In a group of 100 students, 60 like Math, 45 like Physics, and 20 like both. How many students like neither subject?

Solution:

15 students

Explanation:

Let M be the set of students who like Math and P be the set who like Physics.

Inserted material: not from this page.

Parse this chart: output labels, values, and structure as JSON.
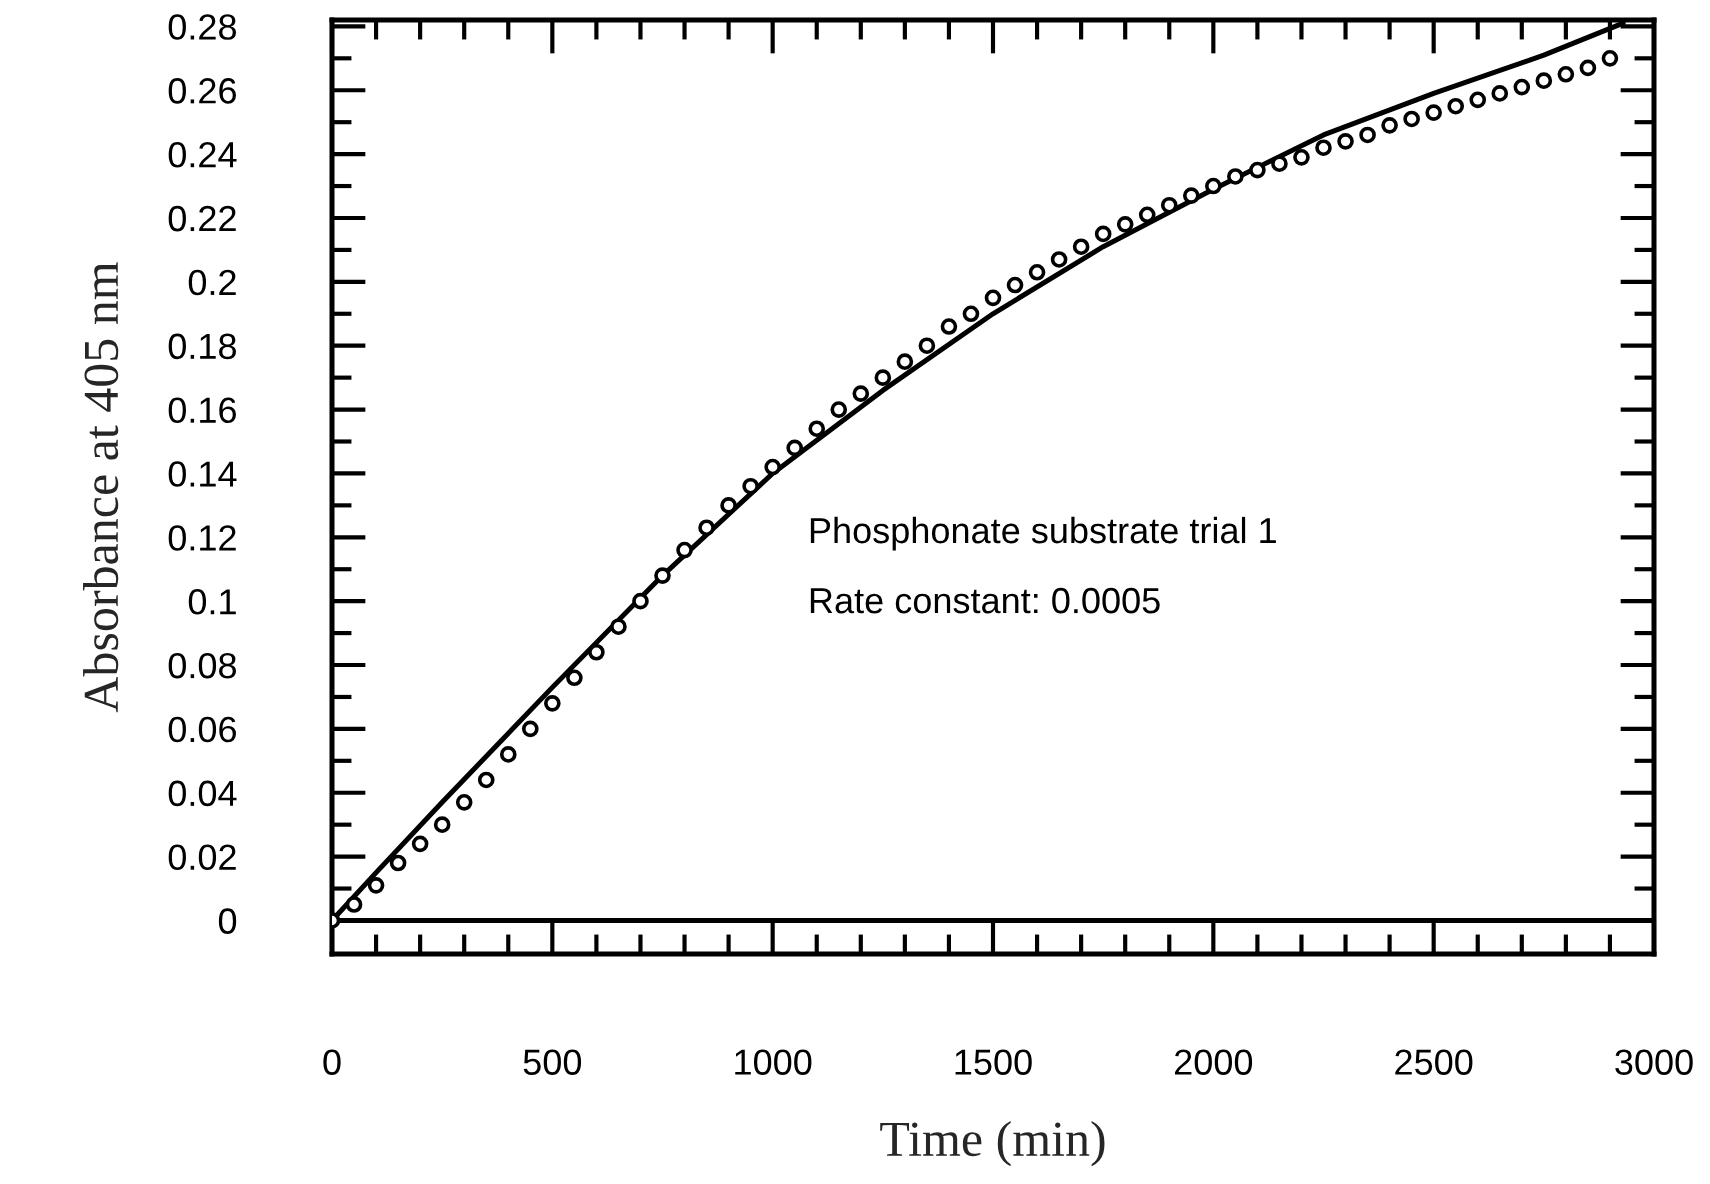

We are given n(M) = 60, n(P) = 45, and n(M \cap P) = 20. Using the formula n(M \cup P) = n(M) + n(P) - n(M \cap P), we get 60 + 45 - 20 = 85. The number of students who like neither is n(ξ) - n(M \cup P) = 100 - 85 = 15.

Problem 2:

List the elements of the set A \cap B' where ξ = {x : x is an integer, 1 \leq x \leq 10}, A = {prime numbers}, and B = {even numbers}.

Solution:

{3, 5, 7}

Explanation:

First, define ξ = {1, 2, 3, 4, 5, 6, 7, 8, 9, 10}. Set A (primes) = {2, 3, 5, 7}. Set B (evens) = {2, 4, 6, 8, 10}. Set B' (complements of B in ξ) = {1, 3, 5, 7, 9}. The intersection A \cap B' represents elements that are prime AND odd. Looking at both sets, the common elements are {3, 5, 7}.

Problem 3:

Given n(ξ) = 30, n(A) = 15, n(B) = 12, and n(A \cup B)' = 8. Find n(A \cap B).

Solution:

5

Explanation:

First, find n(A \cup B). Since n(A \cup B)' = 8, then n(A \cup B) = n(ξ) - 8 = 30 - 8 = 22. Now use the inclusion-exclusion principle: n(A \cup B) = n(A) + n(B) - n(A \cap B). Substituting the values: 22 = 15 + 12 - n(A \cap B). This simplifies to 22 = 27 - n(A \cap B), so n(A \cap B) = 5.